United States District Court Judge John J. McConnell, Jr., in one of the first reported cases since the Supreme Court’s April 23, 2014 decision in United States v. Paroline, illustrates the growing frustration within the federal courts which are struggling to implement the Court’s problematic directive:
For each of the victims, there are well-documented past and future medical and legal needs that can be considered for restitution. Nevertheless, even with the factors provided by the U.S. Supreme Court, this Court has struggled in determining the proper level of restitution from Mr. Crisostomi. In this Court’s opinion, while some of the Paroline factors are determinable with some precision, a number of other factors are virtually unknown and unknowable, regardless of the detail available in the record. For example, how is a district judge to make a “reliable estimate of the broader number of offenses involved” when even the U.S. Supreme Court admits parenthetically that “most of whom will, of course, never be caught, or convicted?” Paroline, 134 S.Ct. at 1728. It appears to this Court that some of the factors the Supreme Court suggests be considered are at best difficult, and at worst impossible to calculate in this case as in most similar cases.

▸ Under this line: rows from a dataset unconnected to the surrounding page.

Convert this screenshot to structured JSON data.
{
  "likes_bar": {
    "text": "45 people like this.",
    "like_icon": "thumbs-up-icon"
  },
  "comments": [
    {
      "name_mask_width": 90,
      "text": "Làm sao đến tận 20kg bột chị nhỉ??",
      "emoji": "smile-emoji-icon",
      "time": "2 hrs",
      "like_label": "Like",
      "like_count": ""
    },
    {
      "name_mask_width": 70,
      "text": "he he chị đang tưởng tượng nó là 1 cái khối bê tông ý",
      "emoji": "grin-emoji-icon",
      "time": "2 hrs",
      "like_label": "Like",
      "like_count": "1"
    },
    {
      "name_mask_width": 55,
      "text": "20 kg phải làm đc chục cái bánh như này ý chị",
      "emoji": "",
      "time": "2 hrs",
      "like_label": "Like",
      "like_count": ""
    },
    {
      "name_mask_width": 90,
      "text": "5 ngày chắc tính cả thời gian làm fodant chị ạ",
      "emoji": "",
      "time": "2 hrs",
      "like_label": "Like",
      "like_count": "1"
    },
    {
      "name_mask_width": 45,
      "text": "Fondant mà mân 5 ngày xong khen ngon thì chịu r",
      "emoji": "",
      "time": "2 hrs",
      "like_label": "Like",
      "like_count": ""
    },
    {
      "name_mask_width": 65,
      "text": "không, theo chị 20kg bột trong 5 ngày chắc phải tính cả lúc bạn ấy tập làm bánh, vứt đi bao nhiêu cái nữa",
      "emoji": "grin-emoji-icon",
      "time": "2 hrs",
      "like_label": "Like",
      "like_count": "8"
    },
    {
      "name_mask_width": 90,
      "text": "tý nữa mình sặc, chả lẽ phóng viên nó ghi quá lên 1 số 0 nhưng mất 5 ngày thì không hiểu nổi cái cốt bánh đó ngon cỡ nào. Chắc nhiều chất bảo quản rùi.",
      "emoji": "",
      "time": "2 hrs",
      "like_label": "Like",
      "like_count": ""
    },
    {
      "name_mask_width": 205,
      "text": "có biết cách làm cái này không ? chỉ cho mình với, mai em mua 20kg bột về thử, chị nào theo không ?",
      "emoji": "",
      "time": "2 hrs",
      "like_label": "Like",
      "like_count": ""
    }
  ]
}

United States v. Crisostomi, CR 12-166-M, 2014 WL 3510215 (D.R.I. July 16, 2014)
This decision, like Chief Judge Anne L. Aiken’s decision earlier this month, highlights the need for Congress to move quickly and decisively to pass the Amy and Vicky Child Pornography Victim Restitution Improvement Act of 2014. Mass confusion within the federal courts will add to the pain and despair already experienced by child pornography victims. Justice delayed is justice denied. It’s time to pass the AVA to restore fairness and certainty for the vulnerable child victims of this unending crime.